Beginning July 14, the Gelman Library will close its doors to university outsiders. Library officials have yet to work out the particulars of the new policy, and have hinted that bona fide researchers may be allowed to arrange appointments to leaf through Gelman’s special collections. But if you’re just some plain old Joe Sixpack looking to browse through microfilm or the Reader’s Guide to Periodical Literature, you’ll get the revolving-door treatment from library security.
GW’s new closed-door policy will reduce the drain on university resources created by outsiders coming in to conduct business research, says university librarian Jack Siggins. From July to December 1996, a whopping 38,000 outsiders made use of the library, he says. “Most of them were from nearby businesses and law firms, because we’re the only game in town in this area,” he says. Users of the District’s crumbling library system could certainly second that notion.
Students are cheering the new restrictions. “Tuition is up an incredible amount, something like 6.9 percent,” says Kuyomars Golparvar, president of the GW Student Association. “Restricting access is unfortunate, but the primary mission of the library is to serve the students.”
But the decision doesn’t sit well with Francine I. Henderson, head of the special collections department at Gelman. “I’m just wondering whether this new policy will make some people who may not have an ID feel that they’re not welcome here,” she says. “I do think it could.” She says she plans to work with library administration to try to loosen the policy once it is implemented.
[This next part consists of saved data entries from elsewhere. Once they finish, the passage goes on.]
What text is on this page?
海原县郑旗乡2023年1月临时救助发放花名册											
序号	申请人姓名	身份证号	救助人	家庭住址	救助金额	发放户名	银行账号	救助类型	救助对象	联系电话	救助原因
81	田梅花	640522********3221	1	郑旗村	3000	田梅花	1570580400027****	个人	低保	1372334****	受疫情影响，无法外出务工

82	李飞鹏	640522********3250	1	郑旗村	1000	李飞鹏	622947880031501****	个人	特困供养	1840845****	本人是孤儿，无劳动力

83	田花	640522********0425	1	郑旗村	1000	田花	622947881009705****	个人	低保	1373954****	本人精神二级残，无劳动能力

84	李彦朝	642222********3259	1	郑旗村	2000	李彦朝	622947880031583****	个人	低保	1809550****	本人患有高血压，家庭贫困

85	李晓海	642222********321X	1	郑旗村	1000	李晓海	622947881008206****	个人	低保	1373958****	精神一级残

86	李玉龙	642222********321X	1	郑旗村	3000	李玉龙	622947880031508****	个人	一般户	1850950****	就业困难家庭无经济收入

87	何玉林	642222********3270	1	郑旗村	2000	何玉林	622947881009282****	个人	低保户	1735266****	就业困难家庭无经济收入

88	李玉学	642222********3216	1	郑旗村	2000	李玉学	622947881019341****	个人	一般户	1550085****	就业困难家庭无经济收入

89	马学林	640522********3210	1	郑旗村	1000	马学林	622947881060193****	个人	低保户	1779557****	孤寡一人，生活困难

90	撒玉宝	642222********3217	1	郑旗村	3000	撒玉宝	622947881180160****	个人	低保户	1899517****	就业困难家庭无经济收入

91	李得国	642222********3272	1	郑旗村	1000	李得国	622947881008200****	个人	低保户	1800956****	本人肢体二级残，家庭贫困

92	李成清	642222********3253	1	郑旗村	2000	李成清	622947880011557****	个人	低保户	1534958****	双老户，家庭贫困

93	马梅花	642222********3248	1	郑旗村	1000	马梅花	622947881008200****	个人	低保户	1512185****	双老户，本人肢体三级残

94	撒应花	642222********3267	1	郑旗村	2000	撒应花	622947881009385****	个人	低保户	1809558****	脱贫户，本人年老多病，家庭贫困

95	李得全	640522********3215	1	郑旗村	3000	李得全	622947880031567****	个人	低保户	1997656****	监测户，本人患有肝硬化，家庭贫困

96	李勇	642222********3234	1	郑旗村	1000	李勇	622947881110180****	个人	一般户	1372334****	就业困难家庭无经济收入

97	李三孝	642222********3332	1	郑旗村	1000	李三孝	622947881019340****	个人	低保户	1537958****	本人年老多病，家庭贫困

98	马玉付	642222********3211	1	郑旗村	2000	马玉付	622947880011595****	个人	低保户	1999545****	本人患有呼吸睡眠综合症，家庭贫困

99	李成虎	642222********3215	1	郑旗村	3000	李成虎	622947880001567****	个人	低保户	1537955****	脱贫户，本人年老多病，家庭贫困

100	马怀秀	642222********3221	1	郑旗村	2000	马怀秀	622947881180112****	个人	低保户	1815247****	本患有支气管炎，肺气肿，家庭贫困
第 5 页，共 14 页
Don’t bother, say some library connoisseurs. “It’s a third-rate library, at best,” says Bryce Suderow, a Civil War expert and free-lance researcher. “In this town, you develop a sense of the strengths of different libraries. Georgetown is best in foreign policy. Howard has a good African-American collection. GW has no strengths.”
As research libraries go, Gelman isn’t one to bookmark. In terms of the size of its collection, it ranks fourth among the five major academic libraries located in the District, according to the Association of College and Research Libraries. (Those libraries belong to, in order, Howard, Georgetown, Catholic University, GW, and American.)
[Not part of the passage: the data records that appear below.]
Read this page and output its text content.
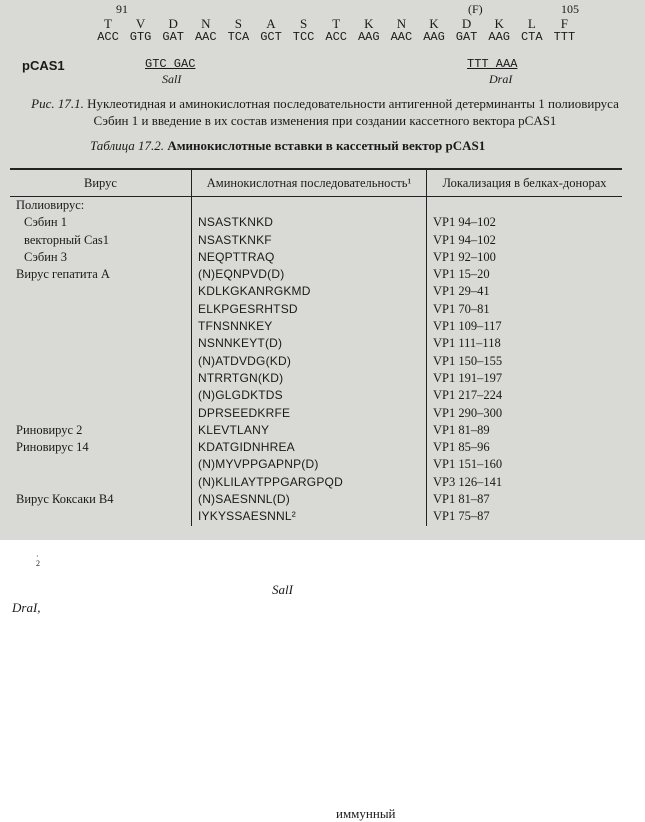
91	(F)	105
T	V	D	N	S	A	S	T	K	N	K	D	K	L	F
ACC GTG GAT AAC TCA GCT TCC ACC AAG AAC AAG GAT AAG CTA TTT
pCAS1	GTC GAC
SalI
TTT AAA
DraI
Рис. 17.1. Нуклеотидная и аминокислотная последовательности антигенной детерминанты 1 полиовируса Сэбин 1 и введение в их состав изменения при создании кассетного вектора pCAS1
Таблица 17.2. Аминокислотные вставки в кассетный вектор pCAS1
Вирус	Аминокислотная последовательность¹	Локализация в белках-донорах
Полиовирус:		
Сэбин 1	NSASTKNKD	VP1 94–102
векторный Cas1	NSASTKNKF	VP1 94–102
Сэбин 3	NEQPTTRAQ	VP1 92–100
Вирус гепатита А	(N)EQNPVD(D)	VP1 15–20
	KDLKGKANRGKMD	VP1 29–41
	ELKPGESRHTSD	VP1 70–81
	TFNSNNKEY	VP1 109–117
	NSNNKEYT(D)	VP1 111–118
	(N)ATDVDG(KD)	VP1 150–155
	NTRRTGN(KD)	VP1 191–197
	(N)GLGDKTDS	VP1 217–224
	DPRSEEDKRFE	VP1 290–300
Риновирус 2	KLEVTLANY	VP1 81–89
Риновирус 14	KDATGIDNHREA	VP1 85–96
	(N)MYVPPGAPNP(D)	VP1 151–160
	(N)KLILAYTPPGARGPQD	VP3 126–141
Вирус Коксаки В4	(N)SAESNNL(D)	VP1 81–87
	IYKYSSAESNNL²	VP1 75–87
·
2
SalI
DraI,
иммунный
Siggins launched an ambitious upgrade plan two years ago to put the GW library back on the top shelf. He secured a special $500,000 infusion to beef up the size of the collection and then increased the acquisitions budget by 15 percent two years in a row. The impending access restrictions are part of the plan.
In the eyes of Foggy Bottom residents, though, the library’s bold stroke is part of a grander plan to bully the community, which has watched in horror as the university has gobbled up swaths of residential real estate in its back yard. “Unbelievable,” says Foggy Bottom activist Maria Tyler. “It’s just another slap in the face.”